There are other things you can say when you experience an emotional reaction, such as, "What do I want to do that for?" or "Who says?" All of those sayings are ways that give the brain a step up, a moment to shift gears and move into a higher phase of operation and go beyond the limitation, the emotional hang-up that has been there. It can become simplified as you begin to master allowing what-is, without impatience, without resistance or attachment. When you are able to totally allow what-is, something else begins to inject itself: a higher awareness, a bigger picture, and you suddenly realize, "Oh, that's not so bad; that is just what was. What-is is far more exciting now."
It is a process, a life-long process. It is a way of being in the world, a way that you intentionally begin to put into practice, with purpose. As you do it, as you become more successful with it, you become an example of what it is to be a connected being, a being that is not operating in a vacuum, a unique expression of The Consciousness, the new species, on purpose. You are not too hard on yourself; you are not terribly concerned with yourself. There is moderation in everything. You are not completely ignoring yourself, but you are not completely concerned with yourself either. You find a middle ground. You are not selfish, but you are not so detached that you don't know what is happening to you. You find a place where there is balance, where you can allow, where you can be.
Moment by moment, the brain establishes a greater territory. New neural pathways take the place of the pathways of limitation. Beliefs and concepts begin to fall away in the face of direct experience. All of these things that I have been talking about for months and months and months really mean something to the brain. It is a language designed to facilitate the brain, to allow the brain to move into its rightful place in creation. This involves seeing the brain as not simply operating your body, but as a point of connection in the mind field, a point of awareness where energy flows freely, where awareness happens, thoughts take place, physical cells move and evolve, accessing greater awarenesses.

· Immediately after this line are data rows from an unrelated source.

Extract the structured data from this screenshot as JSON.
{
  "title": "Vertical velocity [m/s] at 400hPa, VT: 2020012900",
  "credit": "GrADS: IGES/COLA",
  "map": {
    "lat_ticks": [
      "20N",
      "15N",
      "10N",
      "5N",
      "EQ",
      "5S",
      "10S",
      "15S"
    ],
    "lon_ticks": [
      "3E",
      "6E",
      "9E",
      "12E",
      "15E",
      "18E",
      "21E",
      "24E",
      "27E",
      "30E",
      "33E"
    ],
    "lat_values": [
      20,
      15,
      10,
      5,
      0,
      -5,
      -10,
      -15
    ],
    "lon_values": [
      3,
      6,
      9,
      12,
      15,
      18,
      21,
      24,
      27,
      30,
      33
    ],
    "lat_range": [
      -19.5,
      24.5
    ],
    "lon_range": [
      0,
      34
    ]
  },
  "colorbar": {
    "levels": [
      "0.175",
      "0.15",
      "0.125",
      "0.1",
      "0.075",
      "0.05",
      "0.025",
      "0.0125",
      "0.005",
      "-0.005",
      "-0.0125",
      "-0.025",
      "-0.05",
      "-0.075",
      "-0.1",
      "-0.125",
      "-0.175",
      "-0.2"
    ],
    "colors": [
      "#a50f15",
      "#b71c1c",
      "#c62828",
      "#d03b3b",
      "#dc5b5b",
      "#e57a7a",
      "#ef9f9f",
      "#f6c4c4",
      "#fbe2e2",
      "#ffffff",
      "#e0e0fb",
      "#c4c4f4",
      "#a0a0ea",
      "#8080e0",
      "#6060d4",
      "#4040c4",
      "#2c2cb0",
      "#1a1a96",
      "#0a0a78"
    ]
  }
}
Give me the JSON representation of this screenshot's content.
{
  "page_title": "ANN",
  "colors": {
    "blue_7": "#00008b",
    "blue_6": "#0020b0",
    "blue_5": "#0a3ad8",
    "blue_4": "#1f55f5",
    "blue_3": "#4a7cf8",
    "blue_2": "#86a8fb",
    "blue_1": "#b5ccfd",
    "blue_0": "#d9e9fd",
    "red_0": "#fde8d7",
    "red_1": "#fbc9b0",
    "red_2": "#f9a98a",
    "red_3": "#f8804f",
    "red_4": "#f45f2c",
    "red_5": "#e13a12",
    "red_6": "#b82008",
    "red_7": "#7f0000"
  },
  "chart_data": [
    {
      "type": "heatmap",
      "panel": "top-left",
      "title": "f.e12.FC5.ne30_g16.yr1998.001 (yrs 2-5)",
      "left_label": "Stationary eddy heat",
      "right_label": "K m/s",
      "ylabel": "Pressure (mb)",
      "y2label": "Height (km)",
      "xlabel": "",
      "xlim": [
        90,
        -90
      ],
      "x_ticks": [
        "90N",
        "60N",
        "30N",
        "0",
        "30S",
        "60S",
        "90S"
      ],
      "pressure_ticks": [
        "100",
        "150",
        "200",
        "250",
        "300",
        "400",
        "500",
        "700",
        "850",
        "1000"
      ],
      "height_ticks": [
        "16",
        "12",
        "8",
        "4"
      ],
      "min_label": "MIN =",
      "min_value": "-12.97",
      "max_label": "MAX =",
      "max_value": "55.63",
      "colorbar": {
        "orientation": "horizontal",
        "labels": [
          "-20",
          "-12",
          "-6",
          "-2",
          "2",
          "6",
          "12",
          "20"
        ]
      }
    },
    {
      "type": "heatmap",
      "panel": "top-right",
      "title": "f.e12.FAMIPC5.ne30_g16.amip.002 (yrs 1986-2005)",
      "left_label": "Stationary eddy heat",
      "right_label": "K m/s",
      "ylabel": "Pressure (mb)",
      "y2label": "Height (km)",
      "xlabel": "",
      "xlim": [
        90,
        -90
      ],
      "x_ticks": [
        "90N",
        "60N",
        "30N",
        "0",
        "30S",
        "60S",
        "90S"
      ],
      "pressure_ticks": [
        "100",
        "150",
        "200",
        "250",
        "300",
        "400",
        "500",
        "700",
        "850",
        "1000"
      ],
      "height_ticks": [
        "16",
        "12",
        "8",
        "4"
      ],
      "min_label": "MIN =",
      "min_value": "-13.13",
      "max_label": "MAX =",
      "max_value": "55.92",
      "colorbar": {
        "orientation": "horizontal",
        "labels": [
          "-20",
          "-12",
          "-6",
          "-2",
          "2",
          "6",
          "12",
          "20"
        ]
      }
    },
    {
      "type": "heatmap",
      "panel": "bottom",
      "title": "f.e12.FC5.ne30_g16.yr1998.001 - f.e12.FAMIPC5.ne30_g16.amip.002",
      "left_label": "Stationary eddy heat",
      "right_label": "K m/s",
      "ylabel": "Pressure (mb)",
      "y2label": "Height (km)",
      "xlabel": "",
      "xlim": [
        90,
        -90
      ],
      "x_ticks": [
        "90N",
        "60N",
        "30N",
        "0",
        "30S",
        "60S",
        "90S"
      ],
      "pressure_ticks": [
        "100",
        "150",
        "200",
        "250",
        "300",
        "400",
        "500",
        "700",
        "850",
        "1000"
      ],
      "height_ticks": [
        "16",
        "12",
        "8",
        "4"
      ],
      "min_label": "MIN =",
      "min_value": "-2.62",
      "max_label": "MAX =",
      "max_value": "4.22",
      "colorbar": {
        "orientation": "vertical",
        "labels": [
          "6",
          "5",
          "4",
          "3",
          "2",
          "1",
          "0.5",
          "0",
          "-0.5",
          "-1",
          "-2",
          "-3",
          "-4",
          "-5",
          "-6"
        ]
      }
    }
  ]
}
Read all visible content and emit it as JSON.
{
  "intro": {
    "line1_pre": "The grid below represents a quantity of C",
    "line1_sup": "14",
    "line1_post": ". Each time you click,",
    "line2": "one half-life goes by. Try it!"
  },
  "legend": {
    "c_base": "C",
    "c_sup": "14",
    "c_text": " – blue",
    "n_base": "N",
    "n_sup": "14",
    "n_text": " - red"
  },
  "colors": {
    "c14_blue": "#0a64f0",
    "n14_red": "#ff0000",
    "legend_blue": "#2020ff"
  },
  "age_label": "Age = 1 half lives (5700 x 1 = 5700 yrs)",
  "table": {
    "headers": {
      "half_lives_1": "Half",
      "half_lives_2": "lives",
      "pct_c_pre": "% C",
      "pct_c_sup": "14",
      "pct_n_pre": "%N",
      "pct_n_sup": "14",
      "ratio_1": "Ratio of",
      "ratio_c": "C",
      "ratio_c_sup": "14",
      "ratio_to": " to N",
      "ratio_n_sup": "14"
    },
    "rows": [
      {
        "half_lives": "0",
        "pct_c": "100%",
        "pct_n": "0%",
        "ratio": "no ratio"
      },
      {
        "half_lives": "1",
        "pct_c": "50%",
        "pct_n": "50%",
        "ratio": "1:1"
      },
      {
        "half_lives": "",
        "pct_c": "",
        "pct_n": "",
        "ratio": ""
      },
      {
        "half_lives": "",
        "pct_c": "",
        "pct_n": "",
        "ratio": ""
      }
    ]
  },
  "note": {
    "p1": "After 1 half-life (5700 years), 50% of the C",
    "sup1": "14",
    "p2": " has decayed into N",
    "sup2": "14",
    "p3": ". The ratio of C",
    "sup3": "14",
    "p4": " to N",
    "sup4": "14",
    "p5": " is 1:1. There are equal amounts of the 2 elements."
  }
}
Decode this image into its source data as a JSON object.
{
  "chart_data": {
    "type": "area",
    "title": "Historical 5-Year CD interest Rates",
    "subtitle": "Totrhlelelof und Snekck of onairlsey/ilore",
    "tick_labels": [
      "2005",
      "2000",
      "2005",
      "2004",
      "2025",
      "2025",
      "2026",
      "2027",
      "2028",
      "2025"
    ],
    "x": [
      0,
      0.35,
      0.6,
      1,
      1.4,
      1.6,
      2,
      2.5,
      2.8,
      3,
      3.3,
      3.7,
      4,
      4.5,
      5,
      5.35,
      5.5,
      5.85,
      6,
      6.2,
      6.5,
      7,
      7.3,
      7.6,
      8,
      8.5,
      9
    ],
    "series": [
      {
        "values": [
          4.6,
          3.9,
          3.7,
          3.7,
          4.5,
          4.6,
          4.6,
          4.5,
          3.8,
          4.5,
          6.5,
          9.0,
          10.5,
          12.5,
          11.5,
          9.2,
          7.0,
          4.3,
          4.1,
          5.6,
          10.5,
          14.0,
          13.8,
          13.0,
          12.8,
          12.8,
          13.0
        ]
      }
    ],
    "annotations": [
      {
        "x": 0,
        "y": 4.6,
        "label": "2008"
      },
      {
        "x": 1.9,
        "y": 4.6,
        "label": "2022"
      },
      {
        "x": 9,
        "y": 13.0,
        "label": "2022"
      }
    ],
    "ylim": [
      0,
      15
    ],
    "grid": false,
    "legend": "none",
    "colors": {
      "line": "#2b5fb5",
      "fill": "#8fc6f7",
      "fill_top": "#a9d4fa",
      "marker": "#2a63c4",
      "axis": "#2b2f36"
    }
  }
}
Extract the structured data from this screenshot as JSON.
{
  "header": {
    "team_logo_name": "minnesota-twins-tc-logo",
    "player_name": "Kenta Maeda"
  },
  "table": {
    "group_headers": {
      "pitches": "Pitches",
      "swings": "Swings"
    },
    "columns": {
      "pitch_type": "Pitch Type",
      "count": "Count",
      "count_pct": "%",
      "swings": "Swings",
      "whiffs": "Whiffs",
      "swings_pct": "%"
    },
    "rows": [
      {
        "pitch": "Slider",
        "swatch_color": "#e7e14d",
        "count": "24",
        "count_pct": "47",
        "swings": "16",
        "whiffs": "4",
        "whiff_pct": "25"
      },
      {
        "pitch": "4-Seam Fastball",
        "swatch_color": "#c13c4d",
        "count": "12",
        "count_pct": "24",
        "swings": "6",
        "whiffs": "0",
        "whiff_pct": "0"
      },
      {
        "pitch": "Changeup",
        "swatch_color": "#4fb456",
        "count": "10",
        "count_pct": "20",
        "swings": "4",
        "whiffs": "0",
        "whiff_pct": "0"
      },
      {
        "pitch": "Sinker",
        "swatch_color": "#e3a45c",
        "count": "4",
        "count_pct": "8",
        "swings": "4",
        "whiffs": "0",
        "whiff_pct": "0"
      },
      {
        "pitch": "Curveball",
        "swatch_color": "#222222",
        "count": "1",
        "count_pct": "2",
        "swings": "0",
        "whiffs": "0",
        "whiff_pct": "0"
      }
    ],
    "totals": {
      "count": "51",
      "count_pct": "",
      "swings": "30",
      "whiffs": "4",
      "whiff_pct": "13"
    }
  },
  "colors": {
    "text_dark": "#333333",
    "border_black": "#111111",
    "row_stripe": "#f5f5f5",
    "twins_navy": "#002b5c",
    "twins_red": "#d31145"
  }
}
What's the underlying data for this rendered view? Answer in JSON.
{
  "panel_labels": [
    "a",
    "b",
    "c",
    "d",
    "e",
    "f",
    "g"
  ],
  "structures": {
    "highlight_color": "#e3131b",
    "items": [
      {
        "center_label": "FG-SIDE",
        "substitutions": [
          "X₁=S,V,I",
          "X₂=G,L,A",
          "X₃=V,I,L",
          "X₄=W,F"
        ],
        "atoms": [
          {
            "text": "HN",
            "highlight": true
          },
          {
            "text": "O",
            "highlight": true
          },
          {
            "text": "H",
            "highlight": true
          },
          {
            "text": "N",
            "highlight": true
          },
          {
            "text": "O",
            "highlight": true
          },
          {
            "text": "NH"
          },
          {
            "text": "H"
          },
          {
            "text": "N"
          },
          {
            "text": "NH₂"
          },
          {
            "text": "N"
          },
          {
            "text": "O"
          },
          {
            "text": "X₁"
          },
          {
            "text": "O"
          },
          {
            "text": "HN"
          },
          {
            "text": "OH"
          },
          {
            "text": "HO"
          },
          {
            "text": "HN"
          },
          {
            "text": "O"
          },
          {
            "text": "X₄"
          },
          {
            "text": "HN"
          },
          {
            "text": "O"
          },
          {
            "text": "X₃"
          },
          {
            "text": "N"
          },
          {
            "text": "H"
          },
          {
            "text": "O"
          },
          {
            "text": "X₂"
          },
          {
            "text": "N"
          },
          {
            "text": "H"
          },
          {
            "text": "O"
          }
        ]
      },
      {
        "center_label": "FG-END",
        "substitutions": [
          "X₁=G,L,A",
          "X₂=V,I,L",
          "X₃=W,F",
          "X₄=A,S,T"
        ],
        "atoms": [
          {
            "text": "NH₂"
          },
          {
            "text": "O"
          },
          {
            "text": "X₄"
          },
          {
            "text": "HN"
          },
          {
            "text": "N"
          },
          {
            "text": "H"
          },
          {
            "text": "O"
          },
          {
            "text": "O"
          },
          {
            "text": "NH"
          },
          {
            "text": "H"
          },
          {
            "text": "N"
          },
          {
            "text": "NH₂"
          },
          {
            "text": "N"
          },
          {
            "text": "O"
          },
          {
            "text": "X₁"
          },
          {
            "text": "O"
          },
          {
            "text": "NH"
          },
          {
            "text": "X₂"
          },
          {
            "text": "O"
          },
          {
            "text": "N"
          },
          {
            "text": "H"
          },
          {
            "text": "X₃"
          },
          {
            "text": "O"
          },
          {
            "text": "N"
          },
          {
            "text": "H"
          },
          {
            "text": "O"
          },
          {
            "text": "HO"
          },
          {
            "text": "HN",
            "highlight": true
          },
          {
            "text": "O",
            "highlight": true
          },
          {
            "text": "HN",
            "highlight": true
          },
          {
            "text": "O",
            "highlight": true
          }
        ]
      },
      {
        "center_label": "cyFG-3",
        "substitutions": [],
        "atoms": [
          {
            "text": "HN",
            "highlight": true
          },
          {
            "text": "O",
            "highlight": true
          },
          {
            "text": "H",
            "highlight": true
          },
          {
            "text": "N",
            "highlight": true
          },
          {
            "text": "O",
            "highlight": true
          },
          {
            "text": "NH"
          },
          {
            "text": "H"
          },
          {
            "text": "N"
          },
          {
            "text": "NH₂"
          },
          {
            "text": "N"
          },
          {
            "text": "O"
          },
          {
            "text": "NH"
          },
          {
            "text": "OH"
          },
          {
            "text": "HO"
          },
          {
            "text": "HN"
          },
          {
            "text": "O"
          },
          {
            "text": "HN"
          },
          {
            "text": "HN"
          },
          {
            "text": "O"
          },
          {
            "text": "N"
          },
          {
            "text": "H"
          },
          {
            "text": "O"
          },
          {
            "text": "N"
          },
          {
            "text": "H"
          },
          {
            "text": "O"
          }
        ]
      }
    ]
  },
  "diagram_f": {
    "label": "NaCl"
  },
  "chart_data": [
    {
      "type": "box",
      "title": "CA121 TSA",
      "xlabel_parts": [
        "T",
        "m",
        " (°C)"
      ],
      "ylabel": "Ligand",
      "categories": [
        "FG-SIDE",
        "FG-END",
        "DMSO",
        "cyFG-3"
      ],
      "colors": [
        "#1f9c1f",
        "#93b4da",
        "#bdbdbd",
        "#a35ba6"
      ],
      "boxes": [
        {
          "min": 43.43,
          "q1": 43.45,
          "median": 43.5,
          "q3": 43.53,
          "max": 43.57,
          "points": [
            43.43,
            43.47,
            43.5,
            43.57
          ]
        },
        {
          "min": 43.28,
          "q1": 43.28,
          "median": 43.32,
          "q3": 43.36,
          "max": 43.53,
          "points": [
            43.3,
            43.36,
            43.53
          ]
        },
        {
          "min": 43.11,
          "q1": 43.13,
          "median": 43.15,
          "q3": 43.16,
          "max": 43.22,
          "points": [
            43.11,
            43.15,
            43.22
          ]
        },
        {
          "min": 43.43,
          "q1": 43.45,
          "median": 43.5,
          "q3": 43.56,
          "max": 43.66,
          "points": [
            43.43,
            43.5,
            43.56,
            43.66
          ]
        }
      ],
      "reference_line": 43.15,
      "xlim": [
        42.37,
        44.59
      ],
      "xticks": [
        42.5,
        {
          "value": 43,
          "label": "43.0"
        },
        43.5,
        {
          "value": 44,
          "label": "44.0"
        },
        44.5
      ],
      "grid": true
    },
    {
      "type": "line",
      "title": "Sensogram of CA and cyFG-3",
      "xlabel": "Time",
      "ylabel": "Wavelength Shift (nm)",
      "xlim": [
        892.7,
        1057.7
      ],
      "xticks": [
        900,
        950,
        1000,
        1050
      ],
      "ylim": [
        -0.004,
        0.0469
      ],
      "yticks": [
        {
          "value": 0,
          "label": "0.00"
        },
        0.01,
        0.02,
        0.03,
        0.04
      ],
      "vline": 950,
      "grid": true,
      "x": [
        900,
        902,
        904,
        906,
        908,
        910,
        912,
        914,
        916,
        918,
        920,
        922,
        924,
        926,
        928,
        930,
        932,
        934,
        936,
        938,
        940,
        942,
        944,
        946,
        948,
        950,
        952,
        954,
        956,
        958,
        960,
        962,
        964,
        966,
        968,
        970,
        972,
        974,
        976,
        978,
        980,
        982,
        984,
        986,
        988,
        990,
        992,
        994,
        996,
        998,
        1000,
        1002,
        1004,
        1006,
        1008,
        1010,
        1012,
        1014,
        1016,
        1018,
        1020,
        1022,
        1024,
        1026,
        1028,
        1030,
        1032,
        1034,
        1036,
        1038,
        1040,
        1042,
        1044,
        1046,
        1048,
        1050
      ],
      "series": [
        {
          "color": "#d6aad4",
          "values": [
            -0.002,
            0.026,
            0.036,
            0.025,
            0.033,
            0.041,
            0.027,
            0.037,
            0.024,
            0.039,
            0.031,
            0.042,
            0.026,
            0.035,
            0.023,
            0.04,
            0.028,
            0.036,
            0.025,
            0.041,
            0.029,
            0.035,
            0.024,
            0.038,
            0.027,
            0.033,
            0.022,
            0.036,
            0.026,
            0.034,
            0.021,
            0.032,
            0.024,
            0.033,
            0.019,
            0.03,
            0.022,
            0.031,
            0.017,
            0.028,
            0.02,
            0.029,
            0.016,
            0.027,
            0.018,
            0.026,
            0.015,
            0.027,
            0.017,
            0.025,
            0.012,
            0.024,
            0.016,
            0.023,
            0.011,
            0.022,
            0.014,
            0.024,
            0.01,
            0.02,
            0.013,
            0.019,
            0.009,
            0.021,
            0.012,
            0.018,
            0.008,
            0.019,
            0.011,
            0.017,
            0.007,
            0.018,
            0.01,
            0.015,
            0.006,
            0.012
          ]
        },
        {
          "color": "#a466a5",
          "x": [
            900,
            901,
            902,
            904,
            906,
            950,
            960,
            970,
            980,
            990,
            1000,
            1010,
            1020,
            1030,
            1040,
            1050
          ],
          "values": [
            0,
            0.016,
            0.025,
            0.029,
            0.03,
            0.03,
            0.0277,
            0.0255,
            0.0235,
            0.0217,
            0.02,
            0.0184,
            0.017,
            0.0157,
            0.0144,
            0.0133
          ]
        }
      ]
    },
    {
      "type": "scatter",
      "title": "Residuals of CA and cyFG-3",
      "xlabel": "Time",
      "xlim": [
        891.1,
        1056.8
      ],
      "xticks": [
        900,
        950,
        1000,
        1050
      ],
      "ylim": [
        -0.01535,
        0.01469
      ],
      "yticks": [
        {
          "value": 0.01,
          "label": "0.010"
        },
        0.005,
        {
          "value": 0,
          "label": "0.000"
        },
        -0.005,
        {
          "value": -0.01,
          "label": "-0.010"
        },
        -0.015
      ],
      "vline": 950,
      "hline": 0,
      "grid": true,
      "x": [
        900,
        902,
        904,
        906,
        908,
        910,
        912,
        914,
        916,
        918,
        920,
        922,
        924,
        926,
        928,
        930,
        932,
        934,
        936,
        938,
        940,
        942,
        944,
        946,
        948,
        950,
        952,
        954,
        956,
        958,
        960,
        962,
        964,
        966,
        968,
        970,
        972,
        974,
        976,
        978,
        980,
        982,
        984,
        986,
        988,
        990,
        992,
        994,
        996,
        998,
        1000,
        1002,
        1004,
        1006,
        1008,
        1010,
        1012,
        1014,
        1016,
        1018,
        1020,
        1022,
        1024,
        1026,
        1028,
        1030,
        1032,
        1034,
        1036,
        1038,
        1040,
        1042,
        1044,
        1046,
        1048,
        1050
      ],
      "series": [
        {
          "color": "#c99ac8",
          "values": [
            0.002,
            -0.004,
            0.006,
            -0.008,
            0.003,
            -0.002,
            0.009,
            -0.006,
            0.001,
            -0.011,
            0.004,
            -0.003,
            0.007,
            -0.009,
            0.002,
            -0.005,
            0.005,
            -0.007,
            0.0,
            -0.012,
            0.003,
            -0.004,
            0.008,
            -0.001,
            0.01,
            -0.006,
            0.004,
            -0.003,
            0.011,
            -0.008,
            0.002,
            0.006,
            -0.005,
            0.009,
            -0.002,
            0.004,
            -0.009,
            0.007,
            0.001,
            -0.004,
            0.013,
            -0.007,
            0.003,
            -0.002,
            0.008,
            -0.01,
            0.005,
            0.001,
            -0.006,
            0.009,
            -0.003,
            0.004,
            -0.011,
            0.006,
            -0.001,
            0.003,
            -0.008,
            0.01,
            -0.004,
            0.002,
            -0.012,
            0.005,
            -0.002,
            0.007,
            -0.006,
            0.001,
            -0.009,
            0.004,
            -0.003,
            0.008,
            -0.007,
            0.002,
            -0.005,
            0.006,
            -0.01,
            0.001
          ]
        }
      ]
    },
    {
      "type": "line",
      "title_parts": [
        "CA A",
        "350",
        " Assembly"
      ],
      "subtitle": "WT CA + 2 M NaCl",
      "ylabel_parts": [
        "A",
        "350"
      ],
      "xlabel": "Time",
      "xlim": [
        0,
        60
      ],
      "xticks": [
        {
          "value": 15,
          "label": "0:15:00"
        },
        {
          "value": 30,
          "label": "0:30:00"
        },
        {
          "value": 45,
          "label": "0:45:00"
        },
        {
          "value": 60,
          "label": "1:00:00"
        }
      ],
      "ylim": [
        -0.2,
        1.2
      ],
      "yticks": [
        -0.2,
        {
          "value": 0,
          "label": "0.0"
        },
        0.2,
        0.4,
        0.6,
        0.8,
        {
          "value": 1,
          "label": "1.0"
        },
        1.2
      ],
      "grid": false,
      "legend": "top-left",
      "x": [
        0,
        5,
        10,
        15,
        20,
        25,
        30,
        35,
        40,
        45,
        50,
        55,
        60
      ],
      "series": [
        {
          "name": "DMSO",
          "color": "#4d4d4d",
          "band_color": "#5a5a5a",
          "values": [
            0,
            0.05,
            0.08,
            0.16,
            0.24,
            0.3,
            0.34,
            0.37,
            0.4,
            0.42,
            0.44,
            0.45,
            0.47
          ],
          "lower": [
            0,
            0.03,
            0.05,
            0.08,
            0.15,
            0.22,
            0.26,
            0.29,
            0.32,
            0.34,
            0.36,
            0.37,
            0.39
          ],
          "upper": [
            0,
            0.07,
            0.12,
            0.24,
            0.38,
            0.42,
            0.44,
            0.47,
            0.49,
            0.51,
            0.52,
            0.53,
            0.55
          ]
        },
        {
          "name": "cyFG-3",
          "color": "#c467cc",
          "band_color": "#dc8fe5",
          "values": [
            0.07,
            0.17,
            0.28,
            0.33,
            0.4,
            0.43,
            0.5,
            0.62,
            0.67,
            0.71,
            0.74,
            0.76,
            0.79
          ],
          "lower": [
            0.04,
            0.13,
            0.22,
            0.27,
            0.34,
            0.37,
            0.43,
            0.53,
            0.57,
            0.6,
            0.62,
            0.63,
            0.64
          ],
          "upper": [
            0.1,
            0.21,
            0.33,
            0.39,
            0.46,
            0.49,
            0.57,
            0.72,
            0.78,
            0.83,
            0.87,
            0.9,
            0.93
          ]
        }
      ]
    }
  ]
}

The whole physical body benefits from this kind of awareness; each cell, each tissue, each organ is in communication. So you need not be in suffering. You can begin to embrace and expand, through allowing, the deepening awareness of the possibilities that Life has to offer you: the brain, your brain. To awaken to the potential, the possibility, is what it is about. After that, you realize that it was worth everything you went through to get here. Everything you have put up with, everything you have let go of, everything you thought you had to let go of--everything is worth it. Everything.